Отпевание и похороны прошли очень скромно, в итальянском квартале, на левом берегу Москвы-реки. Великий князь, видимо, не мог простить своему строителю его попытки вернуться на родину, не удостоил его никаких прощальных почестей. Русские мастера, обученные Фиораванти, уверенно управляются на Пушечном дворе. Недавно я видел отличную пищаль, отлитую ими, с красивым орнаментом и с надписью: «По велению Благословенного и Христолюбивого Великого князя Ивана Васильевича, Государя всея Руси, сделана бысть сия пищаль в лето 6993, месяца Сентября 30, в лето Господарство его 23, лил Яков».
Стреляет пищаль двухфунтовыми ядрами, которые летят с большой силой и весьма далеко. С грустью и тревогой я думаю о том, что рано или поздно одно из этих ядер может ударить в стену Вильнюса. Не дай Господь увидеть нам кровавый раздор между нашими странами — самыми могучими царствами на всем просторе от Вислы до Уральских гор.
Вести из Новгорода делаются все мрачнее с каждым месяцем. Старые друзья отца Дениса пишут ему, что от архиепископа Геннадия никому нет житья. Кто посмеет возразить ему хотя бы в малости, немедленно будет объявлен еретиком. Если сошлешься в беседе на Ветхий Завет, обзовет «жидовствующим». Оправдаться перед ним невозможно. Если неугодный ему человек будет клясться и крест целовать в том, что исповедует истинное православие точно так, как сам архиепископ, Геннадий обвинит его в запирательстве. «Это еще мессалиане и богомилы учили от всего отпираться, — говорит он. — Но от святого креста не скроетесь. Всех выведу на чистую воду!»
До сих пор митрополит и великий князь не принимали его доносы всерь-ез. Но если Геннадию удастся вовлечь других епископов и иерархов в свою истерию, в Московии могут запылать костры не хуже, чем в Испании.
На этой печальной ноте прощаюсь с Вами, любезный брат, и да сохранит Вас Господь от пастырей, подобных новгородскому архиепископу,
С. З. й
Фрау Грете Готлиб, в Мемель из Москвы, август 1486Милая, милая Грета!

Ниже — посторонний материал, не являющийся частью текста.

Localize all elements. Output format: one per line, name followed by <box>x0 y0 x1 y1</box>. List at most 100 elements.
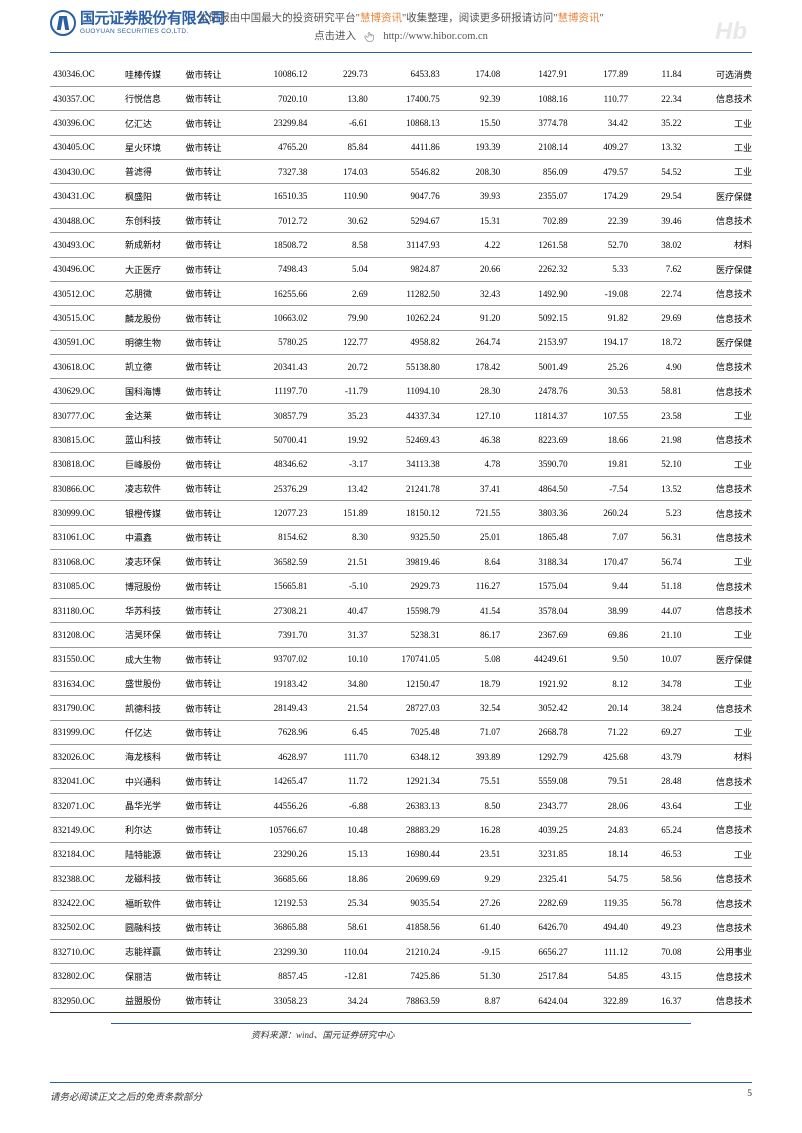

Лето у нас в этом году выпало теплое и спокойное, на радость местным землепашцам и садоводам. Один за другим прокатились сельские праздники. День мученицы Акилины здесь называют «Акилиной-гречишницей» — потому что он указывает время посева гречихи. В конце июня отмечают день святого Петра его именуют «Петром-рыболовом». Рыбаки молятся ему об улове и об избавлении от бурь, складываются сообща и ставят ему большую восковую свечу в церкви. Двадцатого июля — день Ильи Громоносного. По местным поверьям, гром небесный означает проезд по небу пророка Ильи в колеснице. Оттуда он посылает огненные стрелы, которые убивают черта. Многие уверяют, что находили окаменевшие стрелы на земле. Считается, что в этот день происходит смена времен года. «На Илью до обеда — лето, а после обеда — осень», — гласит пословица. В Ильин день — начало жатвы, и поселяне накануне закалывают быков и телят, пируют и веселятся в предвкушении урожая.

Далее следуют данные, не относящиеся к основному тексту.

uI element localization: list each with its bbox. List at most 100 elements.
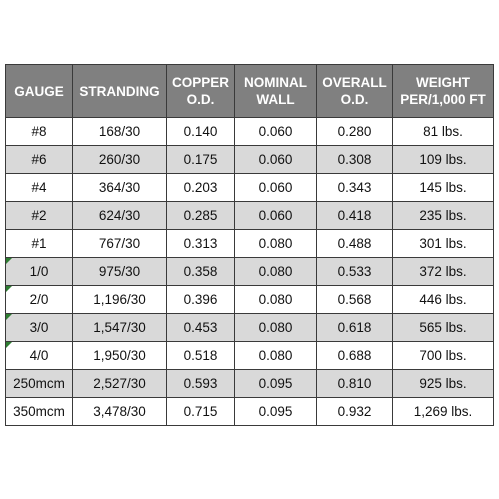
cell-copper-od: 0.175 — [166, 145, 235, 174]
cell-overall-od: 0.308 — [316, 145, 393, 174]
table-row: 3/0 1,547/30 0.453 0.080 0.618 565 lbs. — [5, 313, 494, 342]
cell-copper-od: 0.593 — [166, 369, 235, 398]
cell-copper-od: 0.203 — [166, 173, 235, 202]
table-row: 1/0 975/30 0.358 0.080 0.533 372 lbs. — [5, 257, 494, 286]
cell-overall-od: 0.280 — [316, 117, 393, 146]
cell-stranding: 260/30 — [72, 145, 167, 174]
cell-weight: 925 lbs. — [392, 369, 494, 398]
cell-gauge: #8 — [5, 117, 73, 146]
cell-nominal-wall: 0.060 — [234, 173, 317, 202]
table-row: 350mcm 3,478/30 0.715 0.095 0.932 1,269 … — [5, 397, 494, 426]
cell-nominal-wall: 0.095 — [234, 397, 317, 426]
cell-weight: 301 lbs. — [392, 229, 494, 258]
cell-stranding: 3,478/30 — [72, 397, 167, 426]
cell-overall-od: 0.810 — [316, 369, 393, 398]
cell-nominal-wall: 0.080 — [234, 229, 317, 258]
table-row: 250mcm 2,527/30 0.593 0.095 0.810 925 lb… — [5, 369, 494, 398]
cell-indicator-icon — [6, 342, 12, 348]
header-gauge: GAUGE — [5, 64, 73, 118]
header-line: WEIGHT — [416, 75, 470, 90]
cell-weight: 109 lbs. — [392, 145, 494, 174]
header-line: WALL — [256, 92, 295, 107]
cell-stranding: 1,196/30 — [72, 285, 167, 314]
cell-copper-od: 0.140 — [166, 117, 235, 146]
header-overall-od: OVERALL O.D. — [316, 64, 393, 118]
cell-copper-od: 0.285 — [166, 201, 235, 230]
cell-copper-od: 0.453 — [166, 313, 235, 342]
cell-copper-od: 0.358 — [166, 257, 235, 286]
cell-overall-od: 0.568 — [316, 285, 393, 314]
header-line: O.D. — [186, 92, 215, 107]
cell-nominal-wall: 0.095 — [234, 369, 317, 398]
cell-gauge: 1/0 — [5, 257, 73, 286]
table-row: 4/0 1,950/30 0.518 0.080 0.688 700 lbs. — [5, 341, 494, 370]
cell-overall-od: 0.618 — [316, 313, 393, 342]
cell-stranding: 975/30 — [72, 257, 167, 286]
cell-weight: 1,269 lbs. — [392, 397, 494, 426]
table-row: #1 767/30 0.313 0.080 0.488 301 lbs. — [5, 229, 494, 258]
cell-nominal-wall: 0.060 — [234, 145, 317, 174]
cell-gauge: 350mcm — [5, 397, 73, 426]
cell-copper-od: 0.518 — [166, 341, 235, 370]
cell-copper-od: 0.396 — [166, 285, 235, 314]
header-row: GAUGE STRANDING COPPER O.D. NOMINAL WALL O… — [5, 64, 494, 118]
cell-overall-od: 0.343 — [316, 173, 393, 202]
cell-overall-od: 0.488 — [316, 229, 393, 258]
cell-stranding: 2,527/30 — [72, 369, 167, 398]
cell-stranding: 767/30 — [72, 229, 167, 258]
cell-stranding: 1,547/30 — [72, 313, 167, 342]
cell-weight: 145 lbs. — [392, 173, 494, 202]
cell-stranding: 1,950/30 — [72, 341, 167, 370]
cell-nominal-wall: 0.080 — [234, 285, 317, 314]
cell-overall-od: 0.418 — [316, 201, 393, 230]
cell-nominal-wall: 0.080 — [234, 257, 317, 286]
header-line: GAUGE — [14, 83, 64, 99]
cell-gauge: 250mcm — [5, 369, 73, 398]
cell-gauge: 4/0 — [5, 341, 73, 370]
cell-indicator-icon — [6, 286, 12, 292]
header-nominal-wall: NOMINAL WALL — [234, 64, 317, 118]
cell-nominal-wall: 0.060 — [234, 117, 317, 146]
cell-overall-od: 0.932 — [316, 397, 393, 426]
cell-overall-od: 0.688 — [316, 341, 393, 370]
cell-nominal-wall: 0.060 — [234, 201, 317, 230]
header-line: O.D. — [340, 92, 369, 107]
header-line: STRANDING — [79, 83, 160, 99]
header-line: OVERALL — [322, 75, 387, 90]
cell-indicator-icon — [6, 314, 12, 320]
cell-indicator-icon — [6, 258, 12, 264]
cell-weight: 81 lbs. — [392, 117, 494, 146]
table-row: 2/0 1,196/30 0.396 0.080 0.568 446 lbs. — [5, 285, 494, 314]
cell-gauge: #1 — [5, 229, 73, 258]
cell-gauge-text: 4/0 — [29, 348, 49, 363]
table-row: #2 624/30 0.285 0.060 0.418 235 lbs. — [5, 201, 494, 230]
table-body: #8 168/30 0.140 0.060 0.280 81 lbs. #6 2… — [5, 117, 494, 426]
cell-nominal-wall: 0.080 — [234, 313, 317, 342]
cell-nominal-wall: 0.080 — [234, 341, 317, 370]
header-line: PER/1,000 FT — [400, 92, 486, 107]
cable-spec-table: GAUGE STRANDING COPPER O.D. NOMINAL WALL O… — [5, 64, 494, 426]
table-row: #6 260/30 0.175 0.060 0.308 109 lbs. — [5, 145, 494, 174]
cell-stranding: 168/30 — [72, 117, 167, 146]
header-copper-od: COPPER O.D. — [166, 64, 235, 118]
cell-gauge: #4 — [5, 173, 73, 202]
cell-gauge-text: 1/0 — [29, 264, 49, 279]
cell-gauge: 2/0 — [5, 285, 73, 314]
header-weight: WEIGHT PER/1,000 FT — [392, 64, 494, 118]
header-stranding: STRANDING — [72, 64, 167, 118]
header-line: COPPER — [171, 75, 229, 90]
cell-weight: 565 lbs. — [392, 313, 494, 342]
cell-gauge: #6 — [5, 145, 73, 174]
table-header: GAUGE STRANDING COPPER O.D. NOMINAL WALL O… — [5, 64, 494, 118]
cell-stranding: 624/30 — [72, 201, 167, 230]
cell-gauge-text: 2/0 — [29, 292, 49, 307]
cell-gauge: #2 — [5, 201, 73, 230]
table-row: #8 168/30 0.140 0.060 0.280 81 lbs. — [5, 117, 494, 146]
cell-gauge: 3/0 — [5, 313, 73, 342]
cell-overall-od: 0.533 — [316, 257, 393, 286]
cell-gauge-text: 3/0 — [29, 320, 49, 335]
cell-weight: 372 lbs. — [392, 257, 494, 286]
table-row: #4 364/30 0.203 0.060 0.343 145 lbs. — [5, 173, 494, 202]
cell-copper-od: 0.715 — [166, 397, 235, 426]
cell-copper-od: 0.313 — [166, 229, 235, 258]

Но мне в этом году сердечная горечь не позволила присоединиться к ним. Гром небесный поразил меня как раз за три дня до праздника святого Ильи.
Вот что произошло.
С утра мы занимались греческим и итальянским в покоях Елены Стефановны. Дочь великой княгини, Елена Ивановна, тоже была с нами. Помогая себе кончиком высунутого языка (точь-в-точь, как это делала ты в ее возрасте), двенадцатилетняя княжна переписывала строчки Петрарки из книги, недавно отпечатанной в Венеции и доставленной сюда итальянскими чеканщиками. Время от времени заглядывая через ее плечо, я ронял одобрительные замечания, и она краснела от удовольствия.